Un deuxième jihadiste libéré au Mali arrêté en Algérie


​Alger - Un deuxième jihadiste faisant partie d'un groupe de 200 prisonniers libérés en octobre par le pouvoir malien en échange de plusieurs otages, dont une Française, a été arrêté lundi dans le sud de l'Algérie, a annoncé mercredi le ministère algérien de la Défense.


Lundi, "les services spécialisés du ministère de la Défense nationale ont appréhendé le terroriste El Hocine Ould Amar Ould Maghnia, dit +Maïs+", à Timiaouine, près de Tamanrasset, a précisé le ministère dans un communiqué.

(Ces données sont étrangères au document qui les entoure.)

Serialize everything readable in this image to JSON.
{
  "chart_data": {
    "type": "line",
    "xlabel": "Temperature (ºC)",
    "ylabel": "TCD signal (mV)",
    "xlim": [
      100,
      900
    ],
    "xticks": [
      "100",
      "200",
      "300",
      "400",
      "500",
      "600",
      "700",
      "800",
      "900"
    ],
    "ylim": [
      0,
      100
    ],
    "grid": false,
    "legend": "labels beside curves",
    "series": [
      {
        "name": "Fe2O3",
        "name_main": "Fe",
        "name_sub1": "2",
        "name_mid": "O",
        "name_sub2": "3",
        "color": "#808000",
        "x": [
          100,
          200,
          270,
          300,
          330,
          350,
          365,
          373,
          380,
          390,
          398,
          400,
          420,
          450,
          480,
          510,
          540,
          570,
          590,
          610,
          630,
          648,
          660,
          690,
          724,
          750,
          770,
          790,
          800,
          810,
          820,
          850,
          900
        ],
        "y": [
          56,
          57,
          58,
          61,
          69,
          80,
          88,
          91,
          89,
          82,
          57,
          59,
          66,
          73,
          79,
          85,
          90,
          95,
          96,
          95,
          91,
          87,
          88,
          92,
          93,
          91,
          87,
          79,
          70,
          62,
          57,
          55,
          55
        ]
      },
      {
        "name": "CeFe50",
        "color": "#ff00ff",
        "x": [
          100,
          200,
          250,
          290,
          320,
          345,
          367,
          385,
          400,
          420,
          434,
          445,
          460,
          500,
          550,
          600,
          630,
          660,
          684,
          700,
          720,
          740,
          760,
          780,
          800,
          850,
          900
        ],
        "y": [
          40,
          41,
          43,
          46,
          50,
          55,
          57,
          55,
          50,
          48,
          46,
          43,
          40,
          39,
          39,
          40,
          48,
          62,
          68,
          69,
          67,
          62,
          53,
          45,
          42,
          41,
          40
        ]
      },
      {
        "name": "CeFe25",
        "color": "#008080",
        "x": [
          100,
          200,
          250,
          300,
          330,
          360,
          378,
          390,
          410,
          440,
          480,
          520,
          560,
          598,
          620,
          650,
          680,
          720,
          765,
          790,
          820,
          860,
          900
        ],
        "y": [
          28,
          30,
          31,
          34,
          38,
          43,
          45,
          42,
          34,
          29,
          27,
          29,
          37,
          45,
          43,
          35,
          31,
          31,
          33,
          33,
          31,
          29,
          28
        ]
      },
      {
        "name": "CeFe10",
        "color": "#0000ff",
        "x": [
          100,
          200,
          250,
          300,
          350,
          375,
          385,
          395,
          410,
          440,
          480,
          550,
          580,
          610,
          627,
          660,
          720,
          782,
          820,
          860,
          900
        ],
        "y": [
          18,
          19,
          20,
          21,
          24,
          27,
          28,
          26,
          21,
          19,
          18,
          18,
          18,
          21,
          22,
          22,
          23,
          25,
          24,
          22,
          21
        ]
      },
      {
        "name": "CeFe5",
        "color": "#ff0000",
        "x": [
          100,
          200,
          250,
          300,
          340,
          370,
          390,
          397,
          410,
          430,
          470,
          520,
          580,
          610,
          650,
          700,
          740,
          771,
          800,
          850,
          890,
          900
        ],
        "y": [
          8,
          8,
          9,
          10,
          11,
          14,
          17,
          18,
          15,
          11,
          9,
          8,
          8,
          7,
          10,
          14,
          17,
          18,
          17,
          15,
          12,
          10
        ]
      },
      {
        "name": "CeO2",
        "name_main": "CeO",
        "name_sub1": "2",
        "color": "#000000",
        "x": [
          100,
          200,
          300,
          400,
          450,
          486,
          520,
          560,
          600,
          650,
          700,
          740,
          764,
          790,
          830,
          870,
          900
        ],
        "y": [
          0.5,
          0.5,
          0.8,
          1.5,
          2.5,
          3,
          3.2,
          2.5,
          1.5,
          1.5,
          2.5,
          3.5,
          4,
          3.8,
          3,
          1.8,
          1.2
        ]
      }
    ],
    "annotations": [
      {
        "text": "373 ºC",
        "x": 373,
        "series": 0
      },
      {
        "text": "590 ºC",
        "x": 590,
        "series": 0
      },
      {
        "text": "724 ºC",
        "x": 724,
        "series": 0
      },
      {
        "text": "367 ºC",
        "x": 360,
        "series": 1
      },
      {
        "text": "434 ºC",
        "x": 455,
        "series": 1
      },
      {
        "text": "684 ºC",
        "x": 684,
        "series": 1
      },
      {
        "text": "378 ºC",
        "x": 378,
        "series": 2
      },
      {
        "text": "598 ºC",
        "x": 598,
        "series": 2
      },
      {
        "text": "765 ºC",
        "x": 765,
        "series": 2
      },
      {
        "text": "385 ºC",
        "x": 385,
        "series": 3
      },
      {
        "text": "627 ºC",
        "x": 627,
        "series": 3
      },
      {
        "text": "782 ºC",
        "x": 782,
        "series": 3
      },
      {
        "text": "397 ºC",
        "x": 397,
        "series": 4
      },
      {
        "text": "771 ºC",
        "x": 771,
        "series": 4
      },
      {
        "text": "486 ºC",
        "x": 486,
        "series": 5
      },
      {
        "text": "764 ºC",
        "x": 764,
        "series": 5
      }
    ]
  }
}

"Le criminel, âgé de 32 ans, a été arrêté après un minutieux suivi de ses mouvements douteux, dès son entrée en territoire national", a ajouté le ministère.

Le dit "Maïs" compte parmi "ceux qui ont bénéficié de l'accord ayant abouti, après des négociations conduites par des parties étrangères, à la libération par les autorités maliennes de plus de 200 terroristes" en octobre, a-t-il affirmé.

Le ministère de la Défense a de nouveau déploré "le versement d'une importante rançon au profit des groupes terroristes, en échange de la libération de trois otages", fustigeant des "pratiques douteuses, contraires aux résolutions onusiennes incriminant le versement de rançons aux groupes terroristes".

Fin octobre, lors de la capture à Tlemcen (nord-ouest) d'un premier jihadiste libéré par le Mali, les autorités algériennes avaient déjà critiqué des "pratiques inadmissibles (...) entravant les efforts de lutte contre le terrorisme et (...) ses sources de financement".

La libération des 200 prisonniers contre les otages, négociée par le pouvoir malien avec un groupe jihadiste combattu depuis des années par la France, parfois au prix du sang, a également laissé un goût amer dans les rangs militaires français.

La France a déployé une force antijihadiste de plus de 5.000 hommes au Sahel, notamment au Mali.

Chef de file de la médiation internationale au Mali, l'Algérie veut ressusciter l'accord de paix de 2015 entre Bamako, les groupes armés progouvernementaux et l'ex-rébellion indépendantiste à dominante touareg du nord du pays, la Coordination des mouvements de l'Azawad (CMA).